先日、定期検診で眼科を訪ねた。
昨年までは、杉並区の健康診断の中に、眼科検査が入っていた。
今年から、糖尿病および糖尿病が疑われる人のみが、眼科検診を受けることに変更になった。
社会保険・健康保険の実情の逼迫さからすれば、自費で受けることもいたしかたない。
女医先生の検査を受けて、終わりかと思っていたら、有無を言わさず「眼底検査」をすることになった。
あっという間に目薬をさされた。
「お近くなので、30分したら戻ってきてきください。

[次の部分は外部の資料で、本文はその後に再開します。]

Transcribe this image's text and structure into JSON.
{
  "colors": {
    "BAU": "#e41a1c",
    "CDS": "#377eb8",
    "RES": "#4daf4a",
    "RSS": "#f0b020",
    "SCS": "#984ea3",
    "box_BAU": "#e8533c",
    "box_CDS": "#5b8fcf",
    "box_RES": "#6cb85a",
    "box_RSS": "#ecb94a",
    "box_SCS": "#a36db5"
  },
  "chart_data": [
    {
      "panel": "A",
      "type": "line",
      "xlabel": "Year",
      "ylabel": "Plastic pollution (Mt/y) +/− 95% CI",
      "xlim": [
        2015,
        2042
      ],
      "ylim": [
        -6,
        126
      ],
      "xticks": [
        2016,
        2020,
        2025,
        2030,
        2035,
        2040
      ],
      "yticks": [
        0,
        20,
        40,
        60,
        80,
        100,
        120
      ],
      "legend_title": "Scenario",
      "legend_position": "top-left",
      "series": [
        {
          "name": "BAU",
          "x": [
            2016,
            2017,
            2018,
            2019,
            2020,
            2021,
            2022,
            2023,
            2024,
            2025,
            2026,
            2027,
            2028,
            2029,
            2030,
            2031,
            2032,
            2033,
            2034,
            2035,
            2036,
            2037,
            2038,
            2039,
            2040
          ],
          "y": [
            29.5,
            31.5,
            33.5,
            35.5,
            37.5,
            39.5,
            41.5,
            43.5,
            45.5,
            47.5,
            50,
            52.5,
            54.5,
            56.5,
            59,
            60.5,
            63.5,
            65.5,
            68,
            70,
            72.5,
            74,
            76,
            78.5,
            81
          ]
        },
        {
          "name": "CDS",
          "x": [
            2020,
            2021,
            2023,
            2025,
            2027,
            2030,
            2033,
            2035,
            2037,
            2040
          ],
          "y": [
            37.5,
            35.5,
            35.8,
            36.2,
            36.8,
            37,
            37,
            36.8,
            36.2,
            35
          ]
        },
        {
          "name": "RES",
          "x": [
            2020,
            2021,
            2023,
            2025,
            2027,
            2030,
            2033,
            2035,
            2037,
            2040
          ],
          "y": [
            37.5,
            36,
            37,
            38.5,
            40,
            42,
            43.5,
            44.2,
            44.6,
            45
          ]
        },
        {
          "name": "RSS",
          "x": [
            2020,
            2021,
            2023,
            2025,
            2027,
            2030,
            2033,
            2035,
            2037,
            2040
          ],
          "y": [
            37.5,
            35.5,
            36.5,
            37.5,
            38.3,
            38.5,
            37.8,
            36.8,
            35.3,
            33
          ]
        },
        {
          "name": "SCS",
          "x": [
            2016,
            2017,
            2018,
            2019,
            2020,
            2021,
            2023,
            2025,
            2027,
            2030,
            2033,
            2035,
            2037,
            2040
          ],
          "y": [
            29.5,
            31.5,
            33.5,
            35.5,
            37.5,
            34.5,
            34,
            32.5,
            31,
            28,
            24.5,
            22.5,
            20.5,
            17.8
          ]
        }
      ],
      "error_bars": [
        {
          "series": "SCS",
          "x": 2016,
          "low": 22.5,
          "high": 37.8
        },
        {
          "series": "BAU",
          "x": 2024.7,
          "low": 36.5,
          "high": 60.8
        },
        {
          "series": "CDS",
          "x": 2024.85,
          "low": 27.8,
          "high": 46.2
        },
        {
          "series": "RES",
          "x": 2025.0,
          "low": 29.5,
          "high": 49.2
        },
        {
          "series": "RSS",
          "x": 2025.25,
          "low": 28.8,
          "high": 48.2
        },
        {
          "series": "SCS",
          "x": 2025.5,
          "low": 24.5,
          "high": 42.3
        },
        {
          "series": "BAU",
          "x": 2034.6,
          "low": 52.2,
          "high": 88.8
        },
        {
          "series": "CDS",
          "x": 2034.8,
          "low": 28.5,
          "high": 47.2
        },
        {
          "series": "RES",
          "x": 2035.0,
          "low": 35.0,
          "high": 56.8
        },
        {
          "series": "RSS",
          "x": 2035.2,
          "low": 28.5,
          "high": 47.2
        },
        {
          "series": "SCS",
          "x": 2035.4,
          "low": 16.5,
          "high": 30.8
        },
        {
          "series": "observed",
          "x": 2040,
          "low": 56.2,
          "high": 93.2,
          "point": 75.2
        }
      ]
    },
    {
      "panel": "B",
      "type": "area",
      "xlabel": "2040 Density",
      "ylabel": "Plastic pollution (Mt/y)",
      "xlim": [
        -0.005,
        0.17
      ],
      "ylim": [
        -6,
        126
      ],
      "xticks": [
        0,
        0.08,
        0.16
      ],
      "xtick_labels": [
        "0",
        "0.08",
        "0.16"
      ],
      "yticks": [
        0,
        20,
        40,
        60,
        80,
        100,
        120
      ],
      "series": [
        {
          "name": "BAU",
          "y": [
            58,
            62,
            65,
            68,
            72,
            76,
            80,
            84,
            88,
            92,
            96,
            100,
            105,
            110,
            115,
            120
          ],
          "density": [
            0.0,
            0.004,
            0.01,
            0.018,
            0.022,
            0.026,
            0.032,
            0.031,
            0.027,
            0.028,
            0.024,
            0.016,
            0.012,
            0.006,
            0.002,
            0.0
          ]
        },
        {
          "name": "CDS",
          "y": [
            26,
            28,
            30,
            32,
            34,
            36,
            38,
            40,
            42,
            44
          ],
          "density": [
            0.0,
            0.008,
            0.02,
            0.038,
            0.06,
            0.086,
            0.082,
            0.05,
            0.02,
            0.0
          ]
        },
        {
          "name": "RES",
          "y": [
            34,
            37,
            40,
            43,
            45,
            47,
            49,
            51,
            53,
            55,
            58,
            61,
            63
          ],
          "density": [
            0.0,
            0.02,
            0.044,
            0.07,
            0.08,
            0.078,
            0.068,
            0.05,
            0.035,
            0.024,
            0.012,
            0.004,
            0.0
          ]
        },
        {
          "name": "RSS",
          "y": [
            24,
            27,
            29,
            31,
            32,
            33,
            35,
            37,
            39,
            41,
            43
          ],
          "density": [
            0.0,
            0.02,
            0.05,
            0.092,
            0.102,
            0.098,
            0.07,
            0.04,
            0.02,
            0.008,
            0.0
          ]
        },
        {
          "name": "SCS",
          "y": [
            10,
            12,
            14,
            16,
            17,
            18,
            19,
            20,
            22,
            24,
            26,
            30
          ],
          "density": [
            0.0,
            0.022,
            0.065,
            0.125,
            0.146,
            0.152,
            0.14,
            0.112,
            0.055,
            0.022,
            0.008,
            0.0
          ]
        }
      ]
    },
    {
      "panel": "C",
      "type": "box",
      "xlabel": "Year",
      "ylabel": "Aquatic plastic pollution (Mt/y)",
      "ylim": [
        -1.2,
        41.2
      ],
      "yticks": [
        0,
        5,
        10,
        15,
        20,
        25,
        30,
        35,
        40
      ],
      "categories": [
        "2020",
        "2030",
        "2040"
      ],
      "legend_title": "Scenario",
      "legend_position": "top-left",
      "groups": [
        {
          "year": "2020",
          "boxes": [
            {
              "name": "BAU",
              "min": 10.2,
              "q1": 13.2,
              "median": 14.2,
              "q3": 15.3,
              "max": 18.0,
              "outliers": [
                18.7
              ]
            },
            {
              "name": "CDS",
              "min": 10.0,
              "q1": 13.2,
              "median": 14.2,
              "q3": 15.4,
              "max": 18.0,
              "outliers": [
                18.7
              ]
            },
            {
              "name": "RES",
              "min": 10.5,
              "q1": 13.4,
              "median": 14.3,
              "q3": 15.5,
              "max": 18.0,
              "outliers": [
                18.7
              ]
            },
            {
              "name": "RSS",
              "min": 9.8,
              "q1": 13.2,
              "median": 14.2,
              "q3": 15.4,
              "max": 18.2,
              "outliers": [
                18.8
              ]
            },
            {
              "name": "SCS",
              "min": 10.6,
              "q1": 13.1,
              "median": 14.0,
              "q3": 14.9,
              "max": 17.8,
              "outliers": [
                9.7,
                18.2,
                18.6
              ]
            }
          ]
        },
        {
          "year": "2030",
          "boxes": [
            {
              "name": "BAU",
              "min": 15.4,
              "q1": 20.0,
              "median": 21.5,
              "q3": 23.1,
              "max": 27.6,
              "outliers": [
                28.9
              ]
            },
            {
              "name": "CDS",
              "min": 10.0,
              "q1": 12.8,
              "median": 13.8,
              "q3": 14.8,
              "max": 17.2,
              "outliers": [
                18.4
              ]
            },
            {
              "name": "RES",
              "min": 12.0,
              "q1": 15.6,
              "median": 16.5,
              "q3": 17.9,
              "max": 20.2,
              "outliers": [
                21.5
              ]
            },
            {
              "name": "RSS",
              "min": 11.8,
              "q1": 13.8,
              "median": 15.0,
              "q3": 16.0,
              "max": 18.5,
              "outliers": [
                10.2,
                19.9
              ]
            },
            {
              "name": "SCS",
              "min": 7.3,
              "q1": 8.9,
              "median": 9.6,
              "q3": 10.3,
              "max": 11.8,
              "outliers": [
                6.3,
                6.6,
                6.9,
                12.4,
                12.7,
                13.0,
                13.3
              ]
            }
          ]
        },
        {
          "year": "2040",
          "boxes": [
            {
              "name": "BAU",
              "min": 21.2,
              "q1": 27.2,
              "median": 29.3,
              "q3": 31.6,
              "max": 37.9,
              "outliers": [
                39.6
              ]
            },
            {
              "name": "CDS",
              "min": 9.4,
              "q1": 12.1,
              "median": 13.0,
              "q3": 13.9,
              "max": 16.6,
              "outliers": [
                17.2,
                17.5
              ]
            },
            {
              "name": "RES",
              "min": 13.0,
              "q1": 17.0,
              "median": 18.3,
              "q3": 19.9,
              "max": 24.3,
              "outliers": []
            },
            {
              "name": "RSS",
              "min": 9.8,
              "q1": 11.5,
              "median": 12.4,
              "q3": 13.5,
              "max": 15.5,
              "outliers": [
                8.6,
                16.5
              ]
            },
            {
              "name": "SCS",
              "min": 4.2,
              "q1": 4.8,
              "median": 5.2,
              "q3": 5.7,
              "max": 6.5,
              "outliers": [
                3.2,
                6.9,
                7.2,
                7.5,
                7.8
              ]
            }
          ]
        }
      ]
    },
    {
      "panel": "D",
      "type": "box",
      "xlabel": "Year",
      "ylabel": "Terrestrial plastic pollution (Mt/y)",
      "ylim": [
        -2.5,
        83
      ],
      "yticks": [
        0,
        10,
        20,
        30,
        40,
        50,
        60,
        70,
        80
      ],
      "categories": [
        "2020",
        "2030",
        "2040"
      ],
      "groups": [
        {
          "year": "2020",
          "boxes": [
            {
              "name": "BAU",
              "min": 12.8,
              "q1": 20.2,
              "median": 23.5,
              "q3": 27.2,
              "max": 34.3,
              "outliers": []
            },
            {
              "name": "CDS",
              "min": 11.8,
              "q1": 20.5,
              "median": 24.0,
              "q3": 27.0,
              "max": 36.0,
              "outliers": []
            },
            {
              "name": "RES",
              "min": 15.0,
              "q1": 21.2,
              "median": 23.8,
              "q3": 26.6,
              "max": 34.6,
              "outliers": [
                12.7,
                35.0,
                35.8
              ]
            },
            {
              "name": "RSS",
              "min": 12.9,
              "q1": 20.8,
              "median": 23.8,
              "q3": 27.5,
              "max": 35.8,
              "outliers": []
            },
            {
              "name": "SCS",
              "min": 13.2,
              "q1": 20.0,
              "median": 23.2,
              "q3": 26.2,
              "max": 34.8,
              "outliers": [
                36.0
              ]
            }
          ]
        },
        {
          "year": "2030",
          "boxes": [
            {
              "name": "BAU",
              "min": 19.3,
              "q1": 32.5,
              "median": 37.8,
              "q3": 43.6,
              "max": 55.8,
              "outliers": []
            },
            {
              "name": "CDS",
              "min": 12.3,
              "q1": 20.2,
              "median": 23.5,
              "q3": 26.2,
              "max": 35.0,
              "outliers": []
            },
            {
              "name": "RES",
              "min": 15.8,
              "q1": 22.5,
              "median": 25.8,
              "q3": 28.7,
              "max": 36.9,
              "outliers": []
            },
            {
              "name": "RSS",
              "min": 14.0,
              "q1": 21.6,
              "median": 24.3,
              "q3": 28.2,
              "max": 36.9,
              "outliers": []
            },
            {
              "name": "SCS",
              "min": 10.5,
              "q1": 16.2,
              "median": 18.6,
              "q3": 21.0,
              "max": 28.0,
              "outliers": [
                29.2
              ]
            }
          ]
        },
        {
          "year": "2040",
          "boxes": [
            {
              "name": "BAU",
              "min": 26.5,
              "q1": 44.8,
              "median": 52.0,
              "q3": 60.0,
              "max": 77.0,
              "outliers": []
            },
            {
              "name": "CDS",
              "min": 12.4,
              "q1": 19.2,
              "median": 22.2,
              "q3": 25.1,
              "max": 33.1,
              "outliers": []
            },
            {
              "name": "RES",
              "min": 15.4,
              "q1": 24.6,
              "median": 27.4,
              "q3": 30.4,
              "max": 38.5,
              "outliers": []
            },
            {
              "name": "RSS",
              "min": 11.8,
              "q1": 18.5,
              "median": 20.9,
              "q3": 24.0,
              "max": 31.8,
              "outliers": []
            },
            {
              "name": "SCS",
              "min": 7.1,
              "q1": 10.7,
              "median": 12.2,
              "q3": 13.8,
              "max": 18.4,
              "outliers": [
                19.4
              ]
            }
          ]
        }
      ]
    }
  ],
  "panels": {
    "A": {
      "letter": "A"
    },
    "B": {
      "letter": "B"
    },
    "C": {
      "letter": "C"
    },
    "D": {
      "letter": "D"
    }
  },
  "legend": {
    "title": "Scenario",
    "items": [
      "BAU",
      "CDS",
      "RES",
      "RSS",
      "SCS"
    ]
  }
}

足元に気をつけて、転ばないように」
行きつけの眼科医院は、この9月に自宅から1分のところに移転してきた。
医院を出た時には、視覚にそれほどの変化はなかった。
しかし、28分後に自宅を出て、商店街にある5階建ての白い建物を見上げた。
そこには今までに見たことがない風景が広がっているではないか。
最上階に向かって真っ白な輝きがそのまま空に溶け込んで行く。
描きかけの絵のように、建物の途中からキャンバスの白が残されている状態に見えた。
「なんてシュールだ!」
ダリの絵画かと見まごう町が出現している。
とにかく眩しい。
かれこれ40年以上前に一度眼底検査を受けたことがあった。
その時は、30分の間に何回か点眼して、瞳孔が開くのを病院で待っていた記憶が蘇った。
今回は、たった一回の「散瞳薬」で、見える世界が変わった。
正直言って、ちょっと恐ろしい感じがしなくもないが・・・・
それはそれとして、検査の結果は何事も問題ないということだったが、視野検査を予約して帰宅した。
しばらく自宅にこもっていたが、じっとしていられずスーパーに買い物に出かけた。
「おー」
駅前の横断歩道の白線が、眩しいことと言ったらない。
光が、目に、痛いほどの勢いで刺さってくる。
思わずさしていた日傘の先を鼻まで下げて、影を作って歩いていた。
不謹慎ながら、ピカドンを見た時は、こんなだったのだろうか?
ことさら慎重に歩きながら、あらぬ想像をめぐらしてしまった。
カメラのレンズの絞り操作を思った。
目の前に広がる風景は、極端にハレーションを起こした写真のようだ。
瞳孔が開きっぱなしになると、世界の見え方がこんなにも違う。
それを起こしたのは医薬品だ。
たった一滴で、人間の体・感覚を、一瞬にして変えてしまった。
本を読むことも、デジタル機器を見ることも、する気がおきず、何と無く思い巡らせながら午後を過ごした。
夕方になって再び町に出た。
目の前に現れた町は、いつもの見慣れた風景に戻っていた。